Viel hat diese größte Stadt Vietnams nördlich des Mekongdeltas erlebt, deren innerer Kern heute noch immer Saigon heißt. Ho Chi Minh Stadt, benannt nach dem großen vietnamesischen Revolutionär und späterem Präsidenten des vereinigten Vietnams, war bis 1975 zum Ende der Republik Vietnam Hauptstadt und Sitz der hier ansässigen Regierung des geteilten Vietnams. Erst nach 1975, nachdem der "Amerikakrieg", den man im Westen als Vietnamkrieg kennt, vorüber und die Stadt und das nun vereinigte Land Vietnam zur Ruhe kam, erhielt Saigon 1976 seinen neuen Namen Ho Chi Minh Stadt.
So schaue ich mir auch zuerst die jüngste Vergangenheit der Stadt an, die untrennbar mit dem Krieg der Amerikaner gegen das Land verbunden ist. Der "Wiedervereinigungs-Palast", früher das Weiße Haus und Sitz des letzten Präsidenten Duong Van Minh, veranschaulicht mir eindrucksvoll das Leben und Wirken der letzten Tage in der Südvietnamischen Republik. Erbaut 1873 von den einstigen, französischen Kolonialherren und nach Abriss wiedererrichtet 1962, zeigt es eine für die 60er Jahre typische Architektur und Inneneinrichtung.
Geschichtsbewusst beobachte ich auf dem Dach des Palastes die zweit rot umrandeten Felder, die jene Stellen markieren, an denen der Pilot der südvietnamesischen Luftwaffe Nguyen Thanh Trung am 8. April 1975 zwei Bomben abwarf und sich damit auf die Seite der kommunistischen Truppen Nordvietnams stellte. Im Garten des Anwesens sind noch heute die zwei nordvietnamesischen Panzer zu besichtigen, die am 30. April 1975 um 10:45 Uhr die Tore des Palastes durchbrachen und das Ende des Vietnamkriegs markierten. Auch das "Kriegsmuseum" unweit des Palastes verdeutlicht mir als jungem Menschen, der die Geschehnisse des Vietnamkriegs nicht miterlebt hat eindrucksvoll auf zwei Etagen voller Relikte, Bilder und Filmaufzeichnungen, die Schrecken jener Tage, von denen heute hier in der Stadt glücklicherweise nichts mehr zu spüren und zu sehen ist.
Diese Stadt schläft nie und seine 7,1 Millionen Einwohner sind zu jeder Tages- und Nachtzeit unterwegs. Ich unternehme in den Nachmittagsstunden einen Spaziergang durch den Distrikt 1, das ist der Kern von Ho Chi Minh Stadt, der heute noch Saigon heißt. Am Ufer des Saigonflusses blicke ich den kleinen Booten und großen Schiffen hinterher, die sich hier ihr Stelldichein geben. Vorbei geht's an der überdimensional mächtigen Statue des vietnamesischen Generals Trân Hung Dao, der im 13. Jahrhundert die Mongolen besiegte und zum größten Nationalhelden des Landes avancierte.
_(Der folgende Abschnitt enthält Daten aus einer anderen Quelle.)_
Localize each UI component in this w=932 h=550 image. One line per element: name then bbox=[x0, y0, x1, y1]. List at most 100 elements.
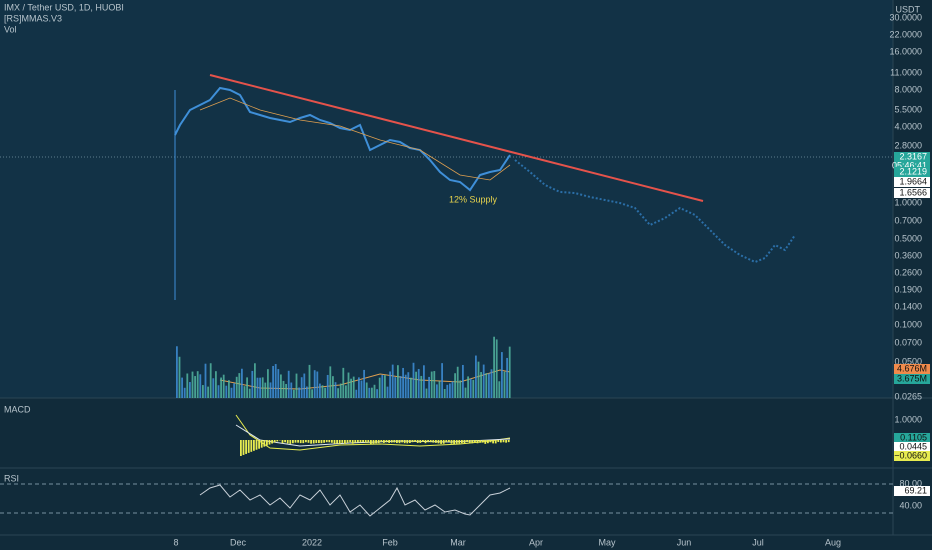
volume-bar bbox=[347, 372, 350, 398]
volume-bar bbox=[319, 383, 321, 398]
time-label: Jun bbox=[677, 537, 692, 547]
volume-bar bbox=[215, 371, 217, 398]
volume-bar bbox=[503, 371, 506, 398]
macd-hist bbox=[416, 440, 419, 443]
volume-bar bbox=[399, 376, 402, 398]
macd-hist bbox=[364, 440, 367, 443]
price-pane bbox=[0, 0, 893, 398]
macd-hist bbox=[427, 440, 429, 443]
volume-bar bbox=[436, 384, 438, 398]
macd-hist bbox=[292, 440, 294, 444]
rsi-label: 40.00 bbox=[899, 500, 922, 510]
macd-hist bbox=[328, 440, 331, 443]
macd-hist bbox=[271, 440, 273, 444]
macd-hist bbox=[437, 440, 440, 444]
volume-bar bbox=[235, 376, 238, 398]
volume-bar bbox=[345, 385, 347, 398]
macd-hist bbox=[453, 440, 455, 444]
macd-hist bbox=[466, 440, 468, 443]
macd-hist bbox=[260, 440, 263, 448]
volume-bar bbox=[290, 382, 293, 398]
badge-text: 2.1219 bbox=[899, 166, 927, 176]
volume-bar bbox=[269, 382, 272, 398]
volume-bar bbox=[407, 372, 410, 398]
macd-hist bbox=[398, 440, 401, 444]
volume-bar bbox=[404, 374, 407, 398]
macd-hist bbox=[380, 440, 383, 443]
volume-bar bbox=[272, 365, 274, 398]
volume-bar bbox=[306, 386, 308, 398]
macd-hist bbox=[424, 440, 427, 444]
macd-hist bbox=[286, 440, 289, 444]
volume-bar bbox=[303, 373, 306, 398]
volume-bar bbox=[423, 365, 425, 398]
macd-hist bbox=[484, 440, 487, 444]
time-label: Dec bbox=[230, 537, 247, 547]
macd-hist bbox=[494, 440, 497, 444]
volume-bar bbox=[480, 372, 482, 398]
volume-bar bbox=[469, 378, 472, 398]
badge-text: 05:46:41 bbox=[892, 160, 927, 170]
volume-bar bbox=[316, 371, 319, 398]
price-label: 5.5000 bbox=[894, 104, 922, 114]
volume-bar bbox=[368, 387, 371, 398]
badge-text: −0.0660 bbox=[894, 450, 927, 460]
volume-bar bbox=[209, 363, 212, 398]
time-label: Apr bbox=[529, 537, 543, 547]
price-label: 2.8000 bbox=[894, 140, 922, 150]
macd-hist bbox=[323, 440, 325, 443]
volume-bar bbox=[389, 371, 391, 398]
macd-hist bbox=[253, 440, 255, 451]
volume-bar bbox=[217, 385, 220, 398]
price-label: 4.0000 bbox=[894, 121, 922, 131]
volume-bar bbox=[464, 387, 467, 398]
badge bbox=[894, 433, 930, 443]
volume-bar bbox=[501, 352, 503, 398]
macd-hist bbox=[351, 440, 354, 444]
volume-bar bbox=[324, 387, 326, 398]
volume-bar bbox=[248, 388, 251, 398]
volume-bar bbox=[363, 369, 365, 398]
volume-bar bbox=[339, 383, 342, 398]
macd-hist bbox=[487, 440, 489, 444]
macd-hist bbox=[294, 440, 297, 443]
price-label: 11.0000 bbox=[890, 67, 922, 77]
volume-bar bbox=[446, 384, 449, 398]
macd-hist bbox=[445, 440, 448, 443]
macd-hist bbox=[367, 440, 370, 443]
macd-hist bbox=[474, 440, 476, 443]
macd-hist bbox=[344, 440, 346, 444]
macd-hist bbox=[479, 440, 481, 443]
volume-bar bbox=[194, 376, 196, 398]
volume-bar bbox=[428, 376, 430, 398]
time-label: May bbox=[598, 537, 616, 547]
macd-hist bbox=[455, 440, 458, 444]
macd-hist bbox=[481, 440, 484, 443]
volume-bar bbox=[371, 387, 373, 398]
macd-hist bbox=[442, 440, 445, 444]
rsi-label: 80.00 bbox=[899, 478, 922, 488]
macd-hist bbox=[388, 440, 390, 443]
macd-hist bbox=[393, 440, 396, 443]
volume-bar bbox=[493, 336, 495, 398]
macd-hist bbox=[305, 440, 307, 443]
price-label: 0.5000 bbox=[894, 233, 922, 243]
volume-bar bbox=[207, 386, 209, 398]
volume-bar bbox=[243, 386, 246, 398]
volume-bar bbox=[506, 357, 508, 398]
volume-bar bbox=[373, 384, 376, 398]
macd-hist bbox=[383, 440, 385, 443]
volume-bar bbox=[298, 387, 300, 398]
macd-hist bbox=[273, 440, 276, 443]
macd-hist bbox=[276, 440, 279, 442]
macd-hist bbox=[318, 440, 320, 444]
macd-hist bbox=[409, 440, 411, 443]
moving-average bbox=[199, 97, 511, 181]
macd-hist bbox=[450, 440, 453, 444]
time-label: Jul bbox=[752, 537, 764, 547]
price-label: 0.7000 bbox=[894, 215, 922, 225]
volume-bar bbox=[251, 370, 254, 398]
macd-hist bbox=[476, 440, 479, 444]
badge-text: 1.9664 bbox=[899, 176, 927, 186]
symbol: IMX / Tether USD, 1D, HUOBI bbox=[4, 2, 124, 12]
Ich spaziere auf der Dong Khoi, der ehemaligen Rue Catinat, der alten Prachtstraße Saigons auf der schon die französischen Kolonialherren Präsenz zeigten. Allgegenwärtig ist hier die französische Architektur. Teure Designerläden, Bars und luxuriöse Hotels säumen die Straße, auf der ich zunächst zum pompösen Opernhaus gelange. Schräg gegenüber der Oper besuche ich das berühmte Hotel Caravelle, in dem während des Krieges westliche Berichterstatter lebten, darunter auch der legendäre und erst kürzlich verstorbene Peter Scholl-Latour, der stets von der Dach-Bar des Hotels den traumhaften Blick über Saigon genossen haben soll, hinüber zur Kathedrale Notre Dame und zur 1908 erbauten Hauptpost, dem ehemaligen Hotel de Ville, am Nguyen Hue Boulevard.
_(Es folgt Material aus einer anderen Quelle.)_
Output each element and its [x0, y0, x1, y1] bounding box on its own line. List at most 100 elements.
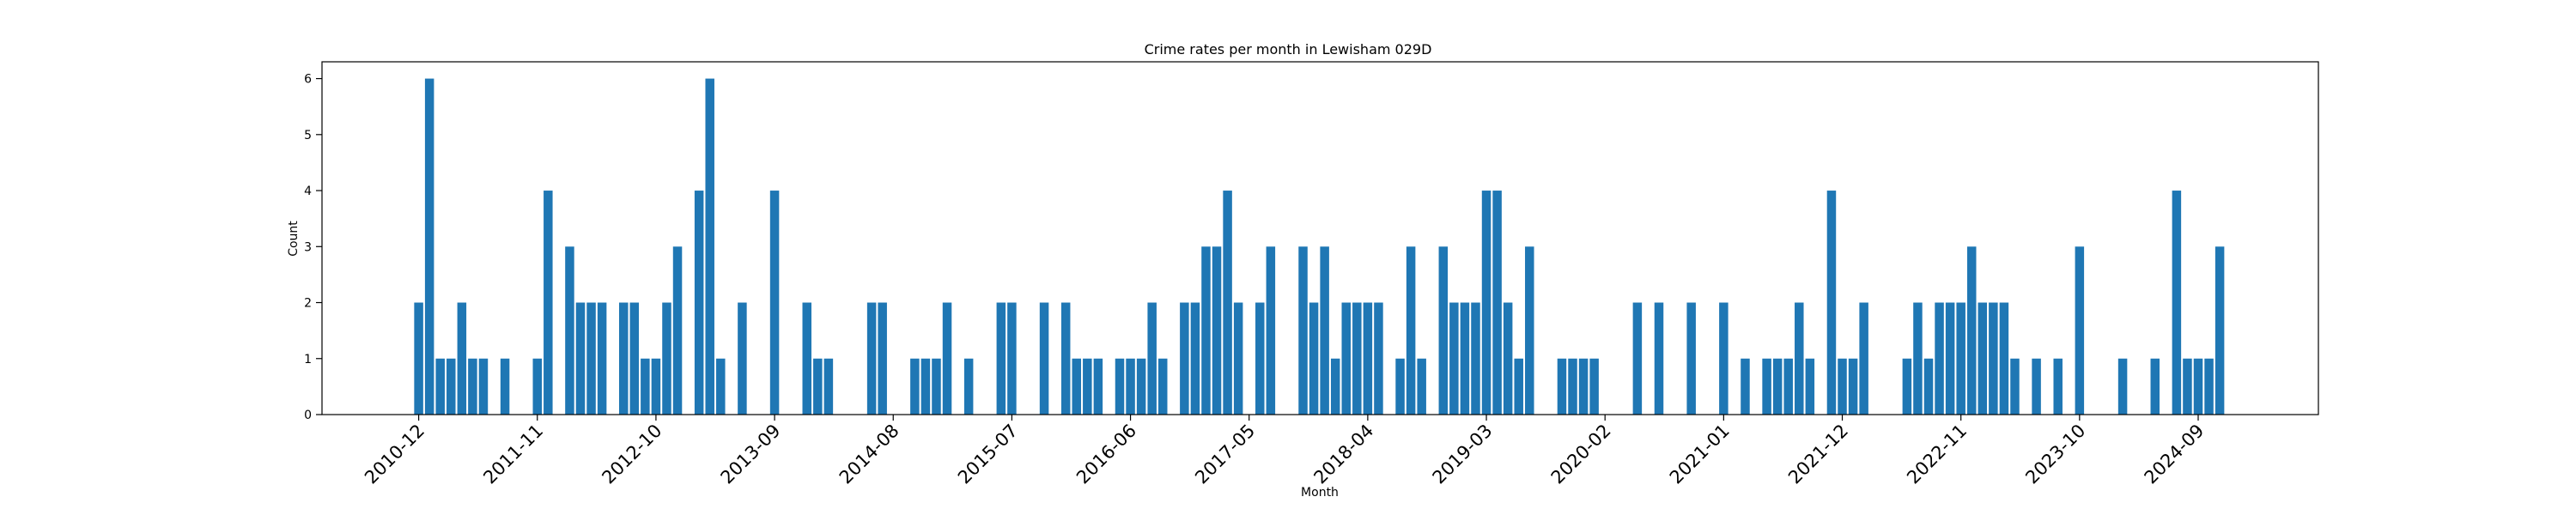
bar-2023-08 — [2053, 358, 2063, 415]
bar-2022-08 — [1923, 358, 1934, 415]
bar-2016-06 — [1126, 358, 1135, 415]
y-tick-label-6: 6 — [304, 73, 312, 87]
bar-2017-02 — [1212, 246, 1222, 415]
bar-2019-11 — [1568, 358, 1577, 415]
x-tick-label-2010-12: 2010-12 — [361, 421, 428, 488]
bar-2014-07 — [878, 302, 887, 415]
bar-2014-10 — [910, 358, 920, 415]
bar-2021-06 — [1772, 358, 1783, 415]
x-tick-label-2011-11: 2011-11 — [479, 421, 547, 488]
bar-2017-03 — [1223, 191, 1232, 415]
x-tick-label-2017-05: 2017-05 — [1191, 421, 1259, 488]
bar-2012-02 — [565, 246, 574, 415]
bar-2016-07 — [1136, 358, 1146, 415]
bar-2018-11 — [1438, 246, 1449, 415]
bar-2011-06 — [478, 358, 489, 415]
x-tick-label-2024-09: 2024-09 — [2141, 421, 2208, 488]
bar-2021-03 — [1741, 358, 1750, 415]
bar-2013-09 — [769, 191, 780, 415]
bar-2022-11 — [1956, 302, 1965, 415]
bar-2024-05 — [2150, 358, 2160, 415]
bar-2014-01 — [813, 358, 823, 415]
x-tick-label-2020-02: 2020-02 — [1547, 421, 1615, 488]
bar-2022-06 — [1902, 358, 1912, 415]
bar-2022-07 — [1913, 302, 1923, 415]
bar-2015-07 — [1007, 302, 1017, 415]
bar-2020-07 — [1654, 302, 1664, 415]
bar-2011-11 — [532, 358, 543, 415]
bar-2019-02 — [1471, 302, 1480, 415]
bar-2011-02 — [435, 358, 445, 415]
x-tick-label-2016-06: 2016-06 — [1072, 421, 1140, 488]
bar-2013-03 — [705, 78, 714, 415]
x-tick-label-2021-01: 2021-01 — [1666, 421, 1734, 488]
x-tick-label-2018-04: 2018-04 — [1309, 421, 1377, 488]
bar-2011-08 — [500, 358, 510, 415]
bar-2011-12 — [544, 191, 553, 415]
bar-2018-12 — [1449, 302, 1459, 415]
bar-2013-04 — [716, 358, 726, 415]
bar-2013-06 — [738, 302, 747, 415]
bar-2012-03 — [575, 302, 586, 415]
bar-2012-12 — [672, 246, 683, 415]
bar-2016-01 — [1072, 358, 1082, 415]
bar-2017-07 — [1266, 246, 1276, 415]
bar-2021-01 — [1719, 302, 1728, 415]
y-axis: 0 1 2 3 4 5 6 — [304, 73, 322, 422]
x-tick-label-2013-09: 2013-09 — [717, 421, 785, 488]
bar-2023-10 — [2075, 246, 2085, 415]
bar-2024-10 — [2204, 358, 2214, 415]
bar-2019-06 — [1514, 358, 1523, 415]
x-tick-label-2014-08: 2014-08 — [835, 421, 903, 488]
y-tick-label-0: 0 — [304, 409, 312, 422]
bar-2015-01 — [942, 302, 952, 415]
bar-2018-09 — [1417, 358, 1426, 415]
bar-2014-06 — [866, 302, 877, 415]
bar-2020-01 — [1589, 358, 1599, 415]
bar-2018-08 — [1406, 246, 1416, 415]
bar-2021-07 — [1783, 358, 1793, 415]
x-axis-label: Month — [1301, 486, 1339, 500]
x-tick-label-2021-12: 2021-12 — [1784, 421, 1852, 488]
bar-2024-09 — [2193, 358, 2203, 415]
bar-2013-02 — [694, 191, 704, 415]
bar-2015-03 — [963, 358, 974, 415]
bar-2014-12 — [932, 358, 941, 415]
bar-2017-04 — [1233, 302, 1243, 415]
bar-2012-11 — [662, 302, 671, 415]
bar-2019-03 — [1481, 191, 1492, 415]
bar-2019-07 — [1525, 246, 1534, 415]
bar-2017-12 — [1320, 246, 1329, 415]
bar-2015-06 — [996, 302, 1006, 415]
bar-2022-12 — [1966, 246, 1977, 415]
bar-2011-05 — [468, 358, 477, 415]
bar-2023-04 — [2010, 358, 2020, 415]
bar-2023-03 — [1999, 302, 2009, 415]
bar-2019-05 — [1503, 302, 1513, 415]
bar-2019-04 — [1492, 191, 1502, 415]
bar-2021-12 — [1838, 358, 1847, 415]
bar-2017-10 — [1298, 246, 1308, 415]
bar-2024-07 — [2172, 191, 2182, 415]
bar-2023-06 — [2032, 358, 2041, 415]
bar-2011-03 — [447, 358, 456, 415]
bar-2018-04 — [1363, 302, 1373, 415]
bar-2014-11 — [920, 358, 931, 415]
bar-2011-04 — [457, 302, 467, 415]
bar-2016-09 — [1157, 358, 1168, 415]
bar-2018-03 — [1352, 302, 1362, 415]
bar-2021-11 — [1826, 191, 1837, 415]
x-axis: 2010-12 2011-11 2012-10 2013-09 2014-08 2015-… — [361, 415, 2208, 488]
bar-2024-08 — [2183, 358, 2192, 415]
y-tick-label-1: 1 — [304, 353, 312, 367]
y-axis-label: Count — [287, 221, 301, 257]
x-tick-label-2023-10: 2023-10 — [2021, 421, 2089, 488]
chart-title: Crime rates per month in Lewisham 029D — [1145, 41, 1432, 58]
bar-2017-11 — [1309, 302, 1319, 415]
bar-2024-02 — [2117, 358, 2128, 415]
bar-2023-02 — [1989, 302, 1998, 415]
bar-2012-05 — [597, 302, 607, 415]
bar-2016-08 — [1147, 302, 1157, 415]
bar-2022-10 — [1945, 302, 1955, 415]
Natürlich lasse ich mir den legendären Ben Than Markt, ein Muss für jeden Touristen, nicht entgehen. Diese 1914 erbauten Markthallen mit einem markanten Glockenturm bieten heute vor allem Shopping-hungrigen Reisenden auf einem Quadratkilometer Souvenirs und Plagiate von Produkten aller Art sind dort zu finden, wer richtig hinschaut, findet aber auch Erstaunliches, Typisches, Einheimisches. Gewürze, getrockneter Fisch, Obst und Gemüse, das in Europa nicht zu finden ist, vietnamesische Speisen und Handwerkskunst sind es, die hier feilgeboten werden und mich faszinieren. Allgegenwärtig ist der vietnamesische Kegelhut, der in allen Größen und Dekorationsvarianten erhältlich ist. Auch lachende Buddhamasken aus Holz oder Figürchen aus Stein sind landestypische Dinge, die das Herz erfreuen.
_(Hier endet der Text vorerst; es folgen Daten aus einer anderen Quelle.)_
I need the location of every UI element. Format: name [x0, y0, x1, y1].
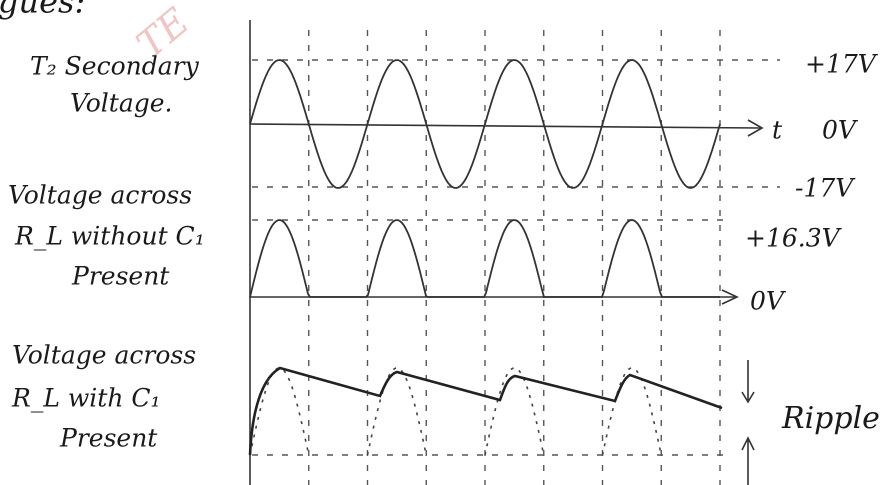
- panel-label: Voltage.: [70, 89, 173, 118]
- level-label: +16.3V: [745, 224, 843, 253]
- wave-stroke: [603, 368, 661, 455]
- wave-stroke: [250, 368, 722, 455]
- axis-label: t: [772, 116, 783, 145]
- panel-label: T₂ Secondary: [30, 52, 200, 81]
- panel-label: Voltage across: [12, 341, 196, 370]
- level-label: +17V: [805, 50, 879, 79]
- page-heading: gues:: [0, 0, 85, 21]
- panel-label: Present: [71, 262, 170, 291]
- panel-label: R_L with C₁: [11, 384, 161, 413]
- diagram: gues: TE T₂ Secondary Voltage. +17V 0V -…: [0, 0, 885, 485]
- ripple-label: Ripple: [781, 401, 880, 436]
- level-label: -17V: [795, 174, 856, 203]
- waveforms: [250, 20, 780, 485]
- level-label: 0V: [822, 116, 859, 145]
- panel-label: Present: [59, 424, 158, 453]
- panel-label: Voltage across: [8, 181, 192, 210]
- panel-label: R_L without C₁: [14, 222, 205, 251]
- wave-stroke: [250, 368, 308, 455]
- level-label: 0V: [750, 287, 787, 316]
- wave-stroke: [368, 368, 426, 455]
Außerhalb des Marktes beherrschen Straßenhändler das Bild. Mit kleinen Töpfen ausgestattet, hocken sie auf den Bürgersteigen, bieten Waffeln, Kokosnuss-Getränke oder kleine Speisen an, die direkt vor Ort zubereitet werden. Der Vietnamese hockt gerne, diese Form des Sitzens empfindet er als bequem und kann in dieser Stellung stundenlang verharren. Es dampft und riecht nach Gewürzen, die der europäischen Nase fremd sind.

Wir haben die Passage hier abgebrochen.